Я выбежал из дота и с жадностью стал втягивать в себя воздух. Хотелось дышать полной грудью, и пусть воздух пропитан оружейным маслом, пусть не улеглась ещё пыль от взрыва дота…
И тут где-то в высоте защебетала птица. Она словно распевалась, прочищала горлышко, а потом запела во весь голос. Я тогда подумал: вот божья тварь, поёт и над мёртвыми, и над живыми...
Вражеский гарнизон капитулировал. Мы взяли в плен его командующего генерала Симада, а также более 50 офицеров, 170 унтер-офицеров, 800 солдат Квантунской армии. А в общем, за три недели боёв японцы потеряли шестьсот тысяч солдат и офицеров, среди них — сто пятьдесят генералов. Дорого расплатился японский народ за авантюризм оголтелой военной клики Бомбуцу, из поколения в поколение проповедующей лозунг: "Хак- ко Итио!", что значит "Весь мир под японской крышей". Возможно, впервые в Японии не нашла своего подтверждения пословица: "Как бы дорого ни стоил меч, он всегда окупит себя".
Но и советскому народу победа в войне с Японией далась нелегко. Наши боевые потери в Маньчжурии составили двадцать две тысячи раненых и восемь тысяч убитых.
Пленив дивизию, наш полк повёл японцев той же дорогой, по которой наступали от Сахаляна. Только теперь мы назывались 439-м конвойным полком. Уже дома, на Амуре, где пленные японцы грузили на баржу мешки с рисом и гаоляном, я стал свидетелем ужасающего случая.
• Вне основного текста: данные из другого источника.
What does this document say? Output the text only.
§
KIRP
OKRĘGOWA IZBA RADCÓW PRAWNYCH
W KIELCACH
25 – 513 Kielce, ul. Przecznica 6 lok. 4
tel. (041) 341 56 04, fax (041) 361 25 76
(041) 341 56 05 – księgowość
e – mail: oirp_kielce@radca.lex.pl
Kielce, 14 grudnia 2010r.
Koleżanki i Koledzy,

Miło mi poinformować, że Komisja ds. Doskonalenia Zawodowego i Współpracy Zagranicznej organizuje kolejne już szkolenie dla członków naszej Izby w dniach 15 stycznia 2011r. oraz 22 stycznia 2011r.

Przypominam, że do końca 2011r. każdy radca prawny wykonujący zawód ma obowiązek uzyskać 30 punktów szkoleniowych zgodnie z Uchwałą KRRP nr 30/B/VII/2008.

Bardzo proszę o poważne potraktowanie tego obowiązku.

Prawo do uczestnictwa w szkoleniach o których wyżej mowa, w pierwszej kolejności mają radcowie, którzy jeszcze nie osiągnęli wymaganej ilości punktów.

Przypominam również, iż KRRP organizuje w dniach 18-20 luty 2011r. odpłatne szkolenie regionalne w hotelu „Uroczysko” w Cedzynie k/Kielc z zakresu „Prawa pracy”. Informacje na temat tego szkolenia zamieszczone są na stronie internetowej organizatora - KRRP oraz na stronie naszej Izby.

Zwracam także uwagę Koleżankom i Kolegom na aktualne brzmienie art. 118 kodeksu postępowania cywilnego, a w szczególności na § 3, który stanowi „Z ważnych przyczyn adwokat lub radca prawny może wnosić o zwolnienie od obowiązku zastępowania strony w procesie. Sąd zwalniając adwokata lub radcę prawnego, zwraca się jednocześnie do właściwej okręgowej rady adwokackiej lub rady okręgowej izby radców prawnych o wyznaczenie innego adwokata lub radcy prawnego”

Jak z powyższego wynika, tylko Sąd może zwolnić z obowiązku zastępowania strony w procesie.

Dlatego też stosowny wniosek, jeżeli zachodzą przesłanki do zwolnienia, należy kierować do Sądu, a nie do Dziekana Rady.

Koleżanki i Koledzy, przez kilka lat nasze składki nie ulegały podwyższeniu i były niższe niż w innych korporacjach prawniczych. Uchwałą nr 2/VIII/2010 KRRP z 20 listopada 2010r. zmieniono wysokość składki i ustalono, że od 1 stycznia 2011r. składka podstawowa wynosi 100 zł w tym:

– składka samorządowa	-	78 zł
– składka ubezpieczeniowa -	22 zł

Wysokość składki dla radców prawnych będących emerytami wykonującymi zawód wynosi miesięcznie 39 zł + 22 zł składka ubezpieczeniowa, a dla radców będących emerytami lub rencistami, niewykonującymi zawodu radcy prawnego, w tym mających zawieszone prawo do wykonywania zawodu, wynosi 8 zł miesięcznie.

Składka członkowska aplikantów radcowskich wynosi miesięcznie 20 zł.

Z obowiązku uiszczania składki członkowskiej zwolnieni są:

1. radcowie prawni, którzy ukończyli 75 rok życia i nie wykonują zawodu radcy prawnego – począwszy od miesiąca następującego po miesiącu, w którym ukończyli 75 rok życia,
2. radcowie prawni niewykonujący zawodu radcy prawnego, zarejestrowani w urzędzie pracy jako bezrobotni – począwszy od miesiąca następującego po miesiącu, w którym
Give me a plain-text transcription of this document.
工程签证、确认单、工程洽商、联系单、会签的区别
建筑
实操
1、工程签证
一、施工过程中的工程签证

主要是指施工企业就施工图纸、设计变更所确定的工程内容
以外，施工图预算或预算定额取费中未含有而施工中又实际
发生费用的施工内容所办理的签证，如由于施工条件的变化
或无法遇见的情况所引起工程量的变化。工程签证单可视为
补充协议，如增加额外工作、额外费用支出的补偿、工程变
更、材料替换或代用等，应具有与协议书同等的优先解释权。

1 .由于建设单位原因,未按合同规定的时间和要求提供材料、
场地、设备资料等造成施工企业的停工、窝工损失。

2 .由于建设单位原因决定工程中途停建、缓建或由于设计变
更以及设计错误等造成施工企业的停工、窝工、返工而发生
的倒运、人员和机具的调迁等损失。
Один из солдат, видимо, выбившись из сил, упал в воду вместе с мешком. Руководивший погрузкой унтер-офицер подбежал и стал отчитывать его. А тот, по всей вероятности, почувствовал слабину — в плену ведь, а не в боевых порядках, и стал огрызаться. Унтер-офицер весь задрожал от гнева. Выхватил из ножен тесак и со всей силы ударил им по одному плечу солдата, а затем быстро саданул по-другому: голова упала на землю. Всё произошло очень быстро. Все, кто видел эту картину, будто онемели. У меня самого язык отнялся. Только подумал: "Вот она, железная дисциплина".
— Что он наделал?.. — раздался чей-то голос.
Я повернул голову. Рядом стоял старший сержант, артиллерист из соседнего 586-го полка. Все молчали, а вот он страшно возмущался. Когда мы познакомились ближе, назвал свою фамилию — Бублик. Тогда, конечно, я не мог знать, что судьба свяжет этого человека с армией на всю жизнь. Он станет генерал-лейтенантом, начальником внутренних войск МВД СССР по Дальнему Востоку и Восточной Сибири. Встретились мы с ним уже спустя сорок лет на собрании ветеранов 396-й стрелковой дивизии. В разговоре припомнили и тот случай. Конечно, он его помнил. Разве такое забудешь?!